The kid took a deep breath and dipped a clean cloth. He lifted the wrapped tail and dabbed hesitan
tly at first. Then he blew out his breath in a show of determination, planted himself right behind her, and finished the job.
“You might want to stand a little to one side,” Sam advised as Cody was rinsing. “Because if you’re directly behind her when her water breaks—”
Too late. It broke before he could finish speaking.
She spewed like a fire hose, directly at Cody.

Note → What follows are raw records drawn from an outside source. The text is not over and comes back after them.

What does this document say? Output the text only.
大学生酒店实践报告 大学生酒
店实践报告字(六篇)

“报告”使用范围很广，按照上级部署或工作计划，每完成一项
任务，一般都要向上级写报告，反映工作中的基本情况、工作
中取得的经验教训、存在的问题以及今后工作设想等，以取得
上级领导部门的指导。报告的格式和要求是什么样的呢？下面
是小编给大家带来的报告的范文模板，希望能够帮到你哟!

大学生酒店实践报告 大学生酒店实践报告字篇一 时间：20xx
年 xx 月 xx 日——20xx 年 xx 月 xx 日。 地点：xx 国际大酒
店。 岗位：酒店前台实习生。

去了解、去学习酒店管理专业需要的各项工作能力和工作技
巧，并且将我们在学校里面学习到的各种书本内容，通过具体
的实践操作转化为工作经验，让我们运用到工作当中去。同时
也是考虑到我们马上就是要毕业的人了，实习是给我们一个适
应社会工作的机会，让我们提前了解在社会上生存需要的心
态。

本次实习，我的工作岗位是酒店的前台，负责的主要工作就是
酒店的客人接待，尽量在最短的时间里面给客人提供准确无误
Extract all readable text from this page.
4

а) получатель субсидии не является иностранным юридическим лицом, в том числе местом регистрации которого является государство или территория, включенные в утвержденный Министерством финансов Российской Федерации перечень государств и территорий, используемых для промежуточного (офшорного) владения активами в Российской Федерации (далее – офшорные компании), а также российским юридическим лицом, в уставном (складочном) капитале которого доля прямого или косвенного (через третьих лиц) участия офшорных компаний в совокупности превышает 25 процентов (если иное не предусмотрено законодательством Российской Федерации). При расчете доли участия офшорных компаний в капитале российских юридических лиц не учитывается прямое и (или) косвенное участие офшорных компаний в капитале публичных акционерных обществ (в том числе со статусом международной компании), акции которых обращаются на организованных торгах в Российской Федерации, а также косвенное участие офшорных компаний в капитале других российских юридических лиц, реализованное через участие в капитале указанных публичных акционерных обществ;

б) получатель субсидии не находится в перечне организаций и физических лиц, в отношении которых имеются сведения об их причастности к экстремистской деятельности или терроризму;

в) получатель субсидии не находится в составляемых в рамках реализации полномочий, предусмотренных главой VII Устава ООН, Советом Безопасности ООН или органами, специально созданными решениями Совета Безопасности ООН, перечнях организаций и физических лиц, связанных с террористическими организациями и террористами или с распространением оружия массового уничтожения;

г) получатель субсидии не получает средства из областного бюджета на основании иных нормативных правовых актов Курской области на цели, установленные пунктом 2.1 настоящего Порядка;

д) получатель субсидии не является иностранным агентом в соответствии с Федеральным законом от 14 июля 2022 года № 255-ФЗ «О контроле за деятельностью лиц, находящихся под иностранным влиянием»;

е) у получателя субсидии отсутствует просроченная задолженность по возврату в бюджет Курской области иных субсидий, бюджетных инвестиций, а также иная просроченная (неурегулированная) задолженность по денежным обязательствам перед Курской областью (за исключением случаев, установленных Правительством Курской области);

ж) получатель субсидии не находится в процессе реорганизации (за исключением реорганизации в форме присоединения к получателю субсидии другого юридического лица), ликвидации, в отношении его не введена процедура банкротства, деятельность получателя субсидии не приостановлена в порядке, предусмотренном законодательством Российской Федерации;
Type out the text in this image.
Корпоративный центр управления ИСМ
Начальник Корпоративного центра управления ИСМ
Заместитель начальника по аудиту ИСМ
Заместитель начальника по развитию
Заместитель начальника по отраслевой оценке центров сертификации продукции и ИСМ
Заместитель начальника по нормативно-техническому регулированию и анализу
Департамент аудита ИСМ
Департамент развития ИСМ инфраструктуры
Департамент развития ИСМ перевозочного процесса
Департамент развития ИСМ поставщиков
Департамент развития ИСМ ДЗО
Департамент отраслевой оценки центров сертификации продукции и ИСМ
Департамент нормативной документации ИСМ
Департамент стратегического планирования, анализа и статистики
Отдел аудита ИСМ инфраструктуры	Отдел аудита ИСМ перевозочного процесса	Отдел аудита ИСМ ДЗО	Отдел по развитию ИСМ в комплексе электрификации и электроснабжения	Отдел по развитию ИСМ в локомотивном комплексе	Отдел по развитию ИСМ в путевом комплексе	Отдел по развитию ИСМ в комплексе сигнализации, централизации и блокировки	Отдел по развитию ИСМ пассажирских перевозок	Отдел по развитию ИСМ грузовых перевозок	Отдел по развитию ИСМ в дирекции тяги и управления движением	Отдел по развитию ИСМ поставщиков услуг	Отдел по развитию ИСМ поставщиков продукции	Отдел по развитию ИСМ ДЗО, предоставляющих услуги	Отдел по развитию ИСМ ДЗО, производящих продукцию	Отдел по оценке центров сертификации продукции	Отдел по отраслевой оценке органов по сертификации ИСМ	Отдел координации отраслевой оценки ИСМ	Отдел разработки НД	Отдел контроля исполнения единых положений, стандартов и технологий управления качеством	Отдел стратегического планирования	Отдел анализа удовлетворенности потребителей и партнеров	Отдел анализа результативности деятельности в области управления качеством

The projectile of warm fluid, probably a couple of gallons of it, completely drenched the boy.
“Holy shit,” he yelled, jumping back.
“Sorry.” Sam bit the inside of his cheek to keep from laughing. “I tried to warn you.”
“Thanks for nothing, man.”
“You want to go find some dry clothes?”
Cody made for the door, then hesitated. “Will I miss anything?”
“The foal will come any minute now.”
“I’ll stay then.” He ripped off his coat—the black leather thing Sam hated—and dropped it on the floor in the corner. And it was odd, but it seemed to Sam that the kid shed some of his cynicism along with the coat. He could look at Cody now and see a boy, eager and bright-eyed, his young face ablaze with interest.
“Holy shit,” he said again. His eyes grew round.
The silvery-slick balloon of the amnion started to come through. “Lie down, baby,” Sam said to Sylvia. “Lie down, there’s a girl.”
After a few minutes, she complied, lowering herself with a grunt of effort.
“Stay down, baby.” Sam knelt by her head, holding it and murmuring in her ear. “Stay—”
With a defiant clearing of her throat, Sylvia lurched to her feet.
“That’s bad, right?” Cody asked, his face paler than it had been a minute earlier. “She shouldn’t be standing up, right?”
“It’s better if she lies down,” Sam admitted. “But it’s pretty pointless to argue with a fifteen-hundred-pound horse. She—”
He broke off as the mare’s sides began to fan violently in and out. “Here she comes,” Edward said, returning from the office with a cordless phone in his hand.